Estou usando umNSURLConnection para conectar-se a um servidor com um certificado TLS curinga (como "* .domínio.com") e quando eu ligarSecTrustEvaluate no meuNSURLConnectionDelegateé-connection:willSendRequestForAuthenticationChallenge: método, o certificado é rejeitado como inválido. Outro servidor que possui um certificado TLS totalmente especificado (como "server2.domain.com") é aceito. Ambos os certificados são emitidos pela mesma autoridade de certificação e eu adicionei o certificado à lista de certificados confiáveis do meu dispositivo.
Estou vendo o mesmo comportamento do Safari no meu iPhone / iOS 8.1. O servidor com o certificado curinga é relatado como tendo um certificado não confiável, enquanto o outro servidor funciona bem. Parece que a verificação de certificado padrão do iOS rejeita certificados curinga. É esse o caso?

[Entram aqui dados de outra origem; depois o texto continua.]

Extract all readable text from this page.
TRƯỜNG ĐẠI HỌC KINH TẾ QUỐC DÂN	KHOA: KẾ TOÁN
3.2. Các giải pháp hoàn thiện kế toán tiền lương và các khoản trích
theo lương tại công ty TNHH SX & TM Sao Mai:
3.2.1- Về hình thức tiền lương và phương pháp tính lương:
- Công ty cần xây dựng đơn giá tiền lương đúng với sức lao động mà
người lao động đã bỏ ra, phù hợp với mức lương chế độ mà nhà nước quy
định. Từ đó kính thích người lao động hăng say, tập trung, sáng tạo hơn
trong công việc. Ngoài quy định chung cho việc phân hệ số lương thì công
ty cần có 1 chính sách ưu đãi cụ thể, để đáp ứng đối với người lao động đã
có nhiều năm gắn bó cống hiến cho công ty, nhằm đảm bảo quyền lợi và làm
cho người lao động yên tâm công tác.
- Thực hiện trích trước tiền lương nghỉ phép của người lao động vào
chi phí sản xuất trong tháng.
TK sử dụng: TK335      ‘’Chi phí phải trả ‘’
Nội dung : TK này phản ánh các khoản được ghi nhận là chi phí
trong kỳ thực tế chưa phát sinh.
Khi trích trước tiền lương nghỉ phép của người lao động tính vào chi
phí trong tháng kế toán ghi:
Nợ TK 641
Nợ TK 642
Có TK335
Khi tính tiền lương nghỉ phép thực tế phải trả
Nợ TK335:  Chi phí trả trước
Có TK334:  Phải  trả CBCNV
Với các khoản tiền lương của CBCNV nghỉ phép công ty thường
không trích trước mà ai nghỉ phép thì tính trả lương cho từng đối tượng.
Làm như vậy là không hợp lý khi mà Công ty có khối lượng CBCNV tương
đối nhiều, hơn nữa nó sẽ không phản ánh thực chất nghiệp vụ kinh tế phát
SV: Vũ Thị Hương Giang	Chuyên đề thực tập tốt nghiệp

Existe uma maneira de dizerSecEvaluateTrust permitir certificados curinga? Aqui está um trecho do meu-connection:willSendRequestForAuthenticationChallenge:
- (void)connection:(NSURLConnection *)connection
willSendRequestForAuthenticationChallenge:(NSURLAuthenticationChallenge *)challenge {
if ([challenge.protectionSpace.authenticationMethod
isEqualToString:NSURLAuthenticationMethodServerTrust]) {
SecTrustRef trust = [challenge.protectionSpace serverTrust];
SecTrustResultType trustResult;
OSStatus status = SecTrustEvaluate(trust, &trustResult);
if (status == noErr) {
if (trustResult == kSecTrustResultProceed
|| trustResult == kSecTrustResultUnspecified) {
// Success. server2 gets here
} else {
// Server authentication failure. server1 gets here
}
}
}
}
EDITAR A versão Android do nosso software aceita os certificados curinga, então eu suspeito que haja algo específico na manipulação de certificados do iOS que está acontecendo aqui. O cliente Android está usandoBrowserCompatHostnameVerifier para verificar o certificado, que, pelo que entendi, desempenha a mesma função queSecPolicyCreateSSL - executando a mesma verificação no certificado que um navegador faz.